More countries than ever before around the globe are becoming industrialized. Global manufacturing is at an all time high, and the demand for electronics and other items that require certain precious metals including gold has gone up by quite a bit. In spite of the increased demand it is not possible to increase the gold production on a global scale relative to the higher demand. This means more people want to own gold but the amount of this metal has stayed about the same.
Today’s rates reflects economic uncertainty around the world. Many countries including the USA are facing tough economic times, and currency devalue is a very real threat in many global areas. This has caused investors to turn to gold instead of the Forex market or other investment opportunities because of the financial safety that gold represents. Stocks, bonds, and most other investments can lose all of their value but this is never the case with gold bullion.

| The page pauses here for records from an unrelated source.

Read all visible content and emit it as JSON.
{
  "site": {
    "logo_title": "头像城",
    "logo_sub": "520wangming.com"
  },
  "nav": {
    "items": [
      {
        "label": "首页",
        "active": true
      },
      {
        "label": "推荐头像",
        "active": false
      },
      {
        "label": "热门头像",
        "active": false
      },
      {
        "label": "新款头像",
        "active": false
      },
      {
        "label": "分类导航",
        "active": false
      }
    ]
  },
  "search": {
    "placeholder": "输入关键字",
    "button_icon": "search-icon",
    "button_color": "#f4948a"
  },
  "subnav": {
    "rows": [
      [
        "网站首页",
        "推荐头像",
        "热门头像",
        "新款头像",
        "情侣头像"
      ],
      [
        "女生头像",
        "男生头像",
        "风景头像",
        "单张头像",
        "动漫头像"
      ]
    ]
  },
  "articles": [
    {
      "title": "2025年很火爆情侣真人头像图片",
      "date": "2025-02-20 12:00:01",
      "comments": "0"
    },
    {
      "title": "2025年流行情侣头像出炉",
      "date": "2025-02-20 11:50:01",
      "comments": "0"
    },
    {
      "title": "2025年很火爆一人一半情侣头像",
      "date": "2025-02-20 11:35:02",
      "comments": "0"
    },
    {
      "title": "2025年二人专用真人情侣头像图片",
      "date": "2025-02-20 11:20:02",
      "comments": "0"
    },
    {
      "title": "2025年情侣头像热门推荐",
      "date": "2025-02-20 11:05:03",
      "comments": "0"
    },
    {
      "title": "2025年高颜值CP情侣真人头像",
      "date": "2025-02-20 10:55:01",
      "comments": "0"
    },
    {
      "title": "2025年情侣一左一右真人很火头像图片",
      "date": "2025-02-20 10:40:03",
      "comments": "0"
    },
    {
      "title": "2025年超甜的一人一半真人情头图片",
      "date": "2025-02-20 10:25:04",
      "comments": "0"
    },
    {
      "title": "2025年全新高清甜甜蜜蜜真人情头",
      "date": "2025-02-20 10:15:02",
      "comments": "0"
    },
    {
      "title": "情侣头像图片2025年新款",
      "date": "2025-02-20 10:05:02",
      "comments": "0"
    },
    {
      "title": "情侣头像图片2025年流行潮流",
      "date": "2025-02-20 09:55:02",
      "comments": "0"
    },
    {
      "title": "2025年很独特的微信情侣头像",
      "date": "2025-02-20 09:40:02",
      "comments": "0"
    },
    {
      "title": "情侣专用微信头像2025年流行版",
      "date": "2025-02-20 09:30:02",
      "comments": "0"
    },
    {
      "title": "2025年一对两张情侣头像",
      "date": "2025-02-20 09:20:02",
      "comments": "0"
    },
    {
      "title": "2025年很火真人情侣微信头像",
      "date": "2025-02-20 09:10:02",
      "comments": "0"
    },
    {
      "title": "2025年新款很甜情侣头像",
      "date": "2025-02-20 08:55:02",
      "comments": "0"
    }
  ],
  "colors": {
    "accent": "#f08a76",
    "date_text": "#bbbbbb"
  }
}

Large financial institutions and central banks also play a role in the current price of gold on the markets. Most gold transactions are smaller trades, and this may cause some price fluctuations but will not normally cause drastic price changes. When large trades and amounts are performed this can have a big impact on the gold rate though, because of the sheer volume of the trades.
There are many reasons why values continue to rise and most of the financial experts do not feel that this price range will go down anytime soon. Even at the current price this metal is still a desirable investment for most people. Investors with smaller amounts of capital may simply choose to adjust the amount purchased rather than eliminating gold as an investment option due to the high current rate.